As the miles rolled beneath the tires of the truck, he added, “It hadn’t gone on all that long. A few weeks. One night I showed up later than expected because of car trouble and when I got there—” He cleared his throat remembering how they’d swum beneath the moon and the stars. It had been exciting, almost dreamlike until that particular night, the one that changed all their lives forever. “When I got there,” he continued feeling the weight of Brianna’s gaze, seeing, from the corner of his eye how horrified she was, “Arianna wasn’t alone.”
“What do you mean?” she asked and he heard the hesitation in her voice over the rumble of the engine.
“There was a man with her. An . . . an assailant.”
“A murderer?”
“Rapist.” In his mind’s eye he remembered walking through the forest to see Arianna lying on the riverbank, her body white and naked, a faceless man atop her. She’d been whimpering, sobbing softly and painfully as her rapist had grunted in some kind of sick pleasure. “I went ape-shit,” Jase said. All the anger he’d felt at that moment came flooding back. “Jumped the guy and tried to beat him senseless. Or . . . or thought I had. It’s all a blur. It’s like when people say they ‘saw red.’ I don’t remember hitting him, but I did, and he turned, kind of roared and twisted. That’s when I saw the knife, the one he’d used to subdue Arianna.”
“Oh dear God,” Brianna whispered, her voice breaking.
Without thinking, Jase had attacked, sprang on the back of the man who had turned in the darkness, a blade flashing. He’d jabbed quickly, connecting with Jase’s face and slicing, creating the scar Jase bore today.
“He cut me.” With one hand, he indicated the scar. “Got his licks in.” The truth was they’d fought, struggled. “We went at it and somehow I managed to connect, a blow to his nose while holding his other wrist away from me. The guy was stunned and dropped the knife before crumpling into a heap.” His jaw worked as he remembered the scene, how the bastard, his pants at his ankles had slumped to the ground and Jase had given him one final kick. All the while Arianna had screamed and mewled, scrabbling in the darkness for her clothes.
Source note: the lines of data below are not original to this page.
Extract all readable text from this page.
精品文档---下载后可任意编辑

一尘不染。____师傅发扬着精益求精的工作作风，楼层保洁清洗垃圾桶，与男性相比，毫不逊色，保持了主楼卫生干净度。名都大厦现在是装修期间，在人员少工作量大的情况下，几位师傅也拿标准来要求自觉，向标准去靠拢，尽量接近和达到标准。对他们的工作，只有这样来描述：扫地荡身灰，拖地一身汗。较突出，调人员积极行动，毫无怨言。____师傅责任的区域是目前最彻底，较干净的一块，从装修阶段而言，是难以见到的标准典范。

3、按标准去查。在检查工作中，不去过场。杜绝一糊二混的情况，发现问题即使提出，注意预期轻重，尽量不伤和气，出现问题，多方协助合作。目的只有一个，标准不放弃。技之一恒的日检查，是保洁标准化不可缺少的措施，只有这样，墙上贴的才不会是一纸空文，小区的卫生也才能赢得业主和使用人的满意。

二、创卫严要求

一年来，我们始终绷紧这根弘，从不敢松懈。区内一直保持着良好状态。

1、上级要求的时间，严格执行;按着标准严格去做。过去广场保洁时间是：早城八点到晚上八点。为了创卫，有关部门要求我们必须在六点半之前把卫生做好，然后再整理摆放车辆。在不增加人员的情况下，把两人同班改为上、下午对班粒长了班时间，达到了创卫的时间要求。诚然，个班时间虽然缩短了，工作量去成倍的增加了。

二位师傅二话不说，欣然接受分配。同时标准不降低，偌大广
“How come I’ve never heard of this?”
“Because it was covered up. That’s the way Arianna wanted it.”
“I don’t understand.”
Neither did Jase. Never had. Never would. “I—I was certain I’d killed the bastard and stupid kid that I was, once I saw that Arianna was safe, or as safe as she could be, I took her home, she begged me not to tell a soul and I lied and told her I wouldn’t. Then I asked my brother and father to help me. Since I was convinced I’d killed a man, I wanted my dad to go with me to the police, but Ed would have nothing to do with it.”